What has become of the naturalists of yesteryear — the vicar with the magnifying glass and pressed flower collection, or the gentleman scientist with butterfly nets and a shotgun? Those dedicated observers of the natural world in all its complexity are still among us. But they are harder to pick out now; they are men and women, students and citizens. And they clutch not sample jars but smartphones.

In an article published late last month (J. J. Tewksburyet al.BioSciencehttp://doi.org/r5g;2014), Joshua Tewksbury, a naturalist and director of the Luc Hoffmann Institute at the conservation group WWF in Gland, Switzerland, and 16 colleagues issue a call to arms. They chronicle the dismaying diminution of support for natural history — that branch of science that encompasses the careful observation and description of organisms and their relations to their environments. Like all good scientists, they offer the data to support their assertion.

In the United States of 1950, an undergraduate degree in biology generally required two or more courses in natural history. Today, the average number of required natural-history courses for the same degree is zero. The amount of natural-history content in biology textbooks has dropped by 40% over the past six decades. PhDs granted in natural-history-related fields are becoming ever rarer. Biological collections are on the wane as well. The number of herbaria — research collections of plant specimens — in Europe and North America peaked in 1990.

Research in the life sciences is not created or destroyed: it simply shifts from one form to another. As natural history has been de-emphasized, molecular biology, genetics, experimental biology and ecological modelling have flourished. But here is the problem: many of those fields ultimately rely on data and specimens from natural history. Natural-history observations help to fight infectious diseases that cycle through different species, to identify promising leads for drug discovery, to manage fisheries and forests and other natural resources and to conserve species and ecosystems.

As Tewksbury and his colleagues write: “Direct knowledge of organisms — what they are, where they live, what they eat, why they behave the way they do, how they die — remains vital to science and society.” The best algorithms in the world will fail to guide our action accurately if they are not based on a firm understanding of what is out there and what it’s up to.

Revitalizing natural history will require tweaking the research incentives of grants and academic tenure. The BioScience article is right to call for natural historians to go out and stress the enduring importance of their craft to universities, funding agencies, foundations and the public. No biology student should get a diploma without at least a single course in identifying organisms and learning basic techniques for observing and recording data about them. Top journals should publish excellent natural history; the revived ‘Natural History Miscellany’ section in American Naturalist is a good first step.

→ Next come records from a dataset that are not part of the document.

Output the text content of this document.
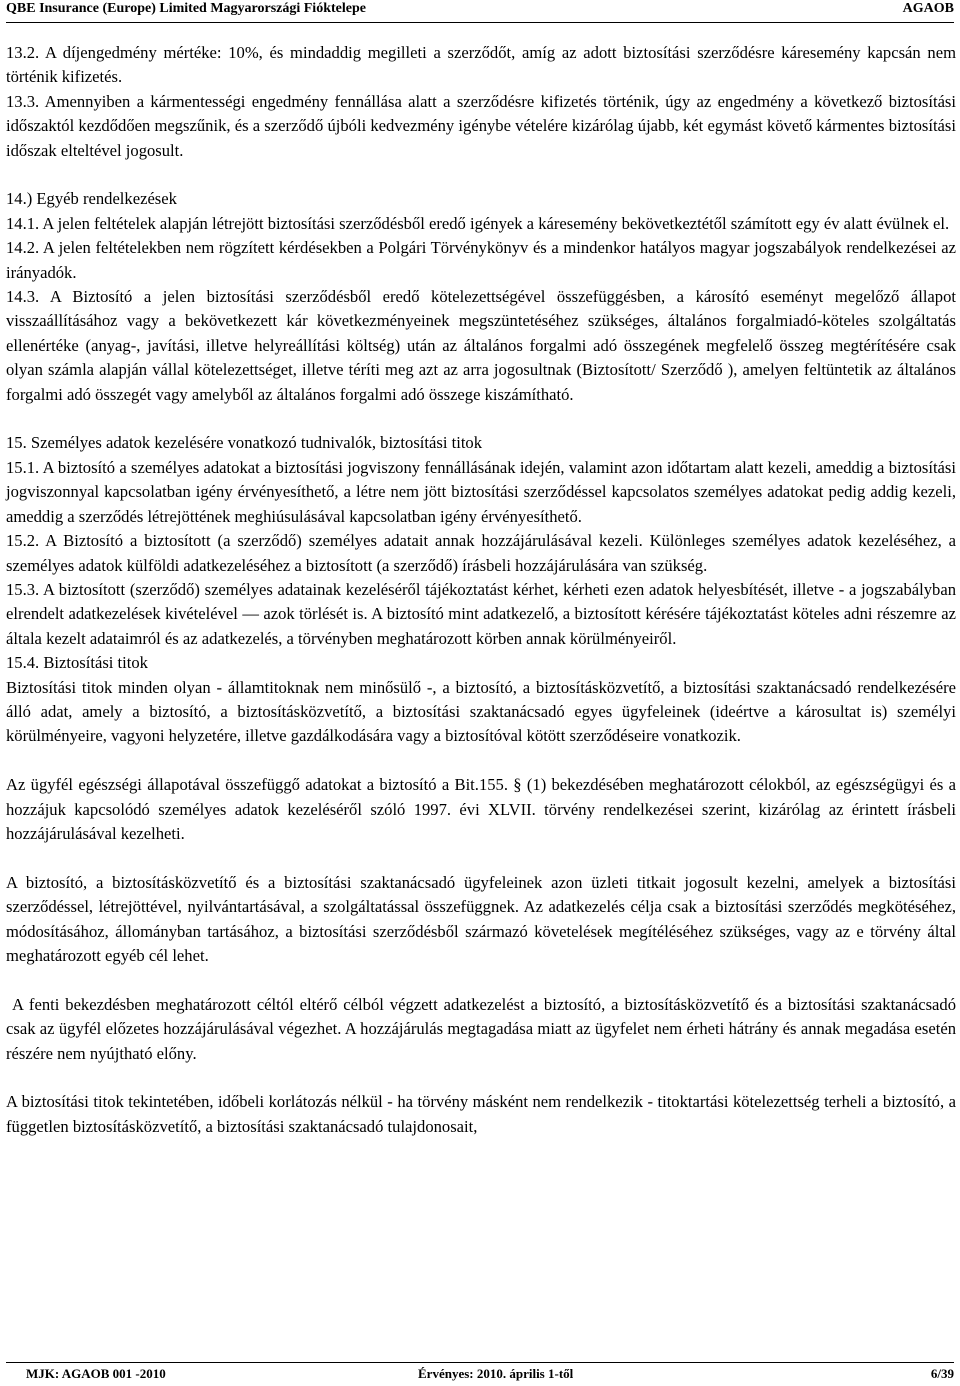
QBE Insurance (Europe) Limited Magyarországi Fióktelepe	AGAOB

13.2. A díjengedmény mértéke: 10%, és mindaddig megilleti a szerződőt, amíg az adott biztosítási szerződésre káresemény kapcsán nem történik kifizetés.

13.3. Amennyiben a kármentességi engedmény fennállása alatt a szerződésre kifizetés történik, úgy az engedmény a következő biztosítási időszaktól kezdődően megszűnik, és a szerződő újbóli kedvezmény igénybe vételére kizárólag újabb, két egymást követő kármentes biztosítási időszak elteltével jogosult.

14.) Egyéb rendelkezések

14.1. A jelen feltételek alapján létrejött biztosítási szerződésből eredő igények a káresemény bekövetkeztétől számított egy év alatt évülnek el.

14.2. A jelen feltételekben nem rögzített kérdésekben a Polgári Törvénykönyv és a mindenkor hatályos magyar jogszabályok rendelkezései az irányadók.

14.3. A Biztosító a jelen biztosítási szerződésből eredő kötelezettségével összefüggésben, a károsító eseményt megelőző állapot visszaállításához vagy a bekövetkezett kár következményeinek megszüntetéséhez szükséges, általános forgalmiadó-köteles szolgáltatás ellenértéke (anyag-, javítási, illetve helyreállítási költség) után az általános forgalmi adó összegének megfelelő összeg megtérítésére csak olyan számla alapján vállal kötelezettséget, illetve téríti meg azt az arra jogosultnak (Biztosított/ Szerződő ), amelyen feltüntetik az általános forgalmi adó összegét vagy amelyből az általános forgalmi adó összege kiszámítható.

15. Személyes adatok kezelésére vonatkozó tudnivalók, biztosítási titok

15.1. A biztosító a személyes adatokat a biztosítási jogviszony fennállásának idején, valamint azon időtartam alatt kezeli, ameddig a biztosítási jogviszonnyal kapcsolatban igény érvényesíthető, a létre nem jött biztosítási szerződéssel kapcsolatos személyes adatokat pedig addig kezeli, ameddig a szerződés létrejöttének meghiúsulásával kapcsolatban igény érvényesíthető.

15.2. A Biztosító a biztosított (a szerződő) személyes adatait annak hozzájárulásával kezeli. Különleges személyes adatok kezeléséhez, a személyes adatok külföldi adatkezeléséhez a biztosított (a szerződő) írásbeli hozzájárulására van szükség.

15.3. A biztosított (szerződő) személyes adatainak kezeléséről tájékoztatást kérhet, kérheti ezen adatok helyesbítését, illetve - a jogszabályban elrendelt adatkezelések kivételével — azok törlését is. A biztosító mint adatkezelő, a biztosított kérésére tájékoztatást köteles adni részemre az általa kezelt adataimról és az adatkezelés, a törvényben meghatározott körben annak körülményeiről.

15.4. Biztosítási titok

Biztosítási titok minden olyan - államtitoknak nem minősülő -, a biztosító, a biztosításközvetítő, a biztosítási szaktanácsadó rendelkezésére álló adat, amely a biztosító, a biztosításközvetítő, a biztosítási szaktanácsadó egyes ügyfeleinek (ideértve a károsultat is) személyi körülményeire, vagyoni helyzetére, illetve gazdálkodására vagy a biztosítóval kötött szerződéseire vonatkozik.

Az ügyfél egészségi állapotával összefüggő adatokat a biztosító a Bit.155. § (1) bekezdésében meghatározott célokból, az egészségügyi és a hozzájuk kapcsolódó személyes adatok kezeléséről szóló 1997. évi XLVII. törvény rendelkezései szerint, kizárólag az érintett írásbeli hozzájárulásával kezelheti.

A biztosító, a biztosításközvetítő és a biztosítási szaktanácsadó ügyfeleinek azon üzleti titkait jogosult kezelni, amelyek a biztosítási szerződéssel, létrejöttével, nyilvántartásával, a szolgáltatással összefüggnek. Az adatkezelés célja csak a biztosítási szerződés megkötéséhez, módosításához, állományban tartásához, a biztosítási szerződésből származó követelések megítéléséhez szükséges, vagy az e törvény által meghatározott egyéb cél lehet.

A fenti bekezdésben meghatározott céltól eltérő célból végzett adatkezelést a biztosító, a biztosításközvetítő és a biztosítási szaktanácsadó csak az ügyfél előzetes hozzájárulásával végezhet. A hozzájárulás megtagadása miatt az ügyfelet nem érheti hátrány és annak megadása esetén részére nem nyújtható előny.

A biztosítási titok tekintetében, időbeli korlátozás nélkül - ha törvény másként nem rendelkezik - titoktartási kötelezettség terheli a biztosító, a független biztosításközvetítő, a biztosítási szaktanácsadó tulajdonosait,

MJK: AGAOB 001 -2010	Érvényes: 2010. április 1-től	6/39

No biology student should get a diploma without at least a single course in identifying organisms.

Natural history itself can adapt to help. It should continue to expand beyond the elite, lone naturalist. New digital tools, including mobile versions of field guides (such as the Leafsnap app, which can identify tree species from photographs, and the Chirp! app, which helps users to recognize bird songs), are lowering the bar for entry for those without training. And digital data repositories — such as eBird, created by the Cornell Lab of Ornithology in Ithaca, New York, and the New York-based National Audubon Society — mean that today’s naturalists can share and compare their observations. These tools can be used by the general public to build big data sets, which can feed into experiments or models.

As scientists from Yale University point out in a Comment piece on page 33, such data sets are also crucial for other purposes: to hold to account the official government figures that, for one reason or another, do not accurately reflect the situation on the ground, in the air or in the seas.

Natural history has never been just about the science. It is a craft and a passion with its own immediate aesthetic and visceral pleasures, the epitome of a positive relationship with nature. The smartphone, as the most ubiquitous representative of an increasingly digital culture, has often been held up as the pernicious opposite of a direct relationship with the natural world. But technology can be used as a tool to draw us closer to nature as well as a screen to block our view.

The dedicated observers are still there. They tramp through the woods on cold winter nights, their breath visible in the moonlight. They play the calls of the great horned owl on their smartphones. And the great horned owls call back.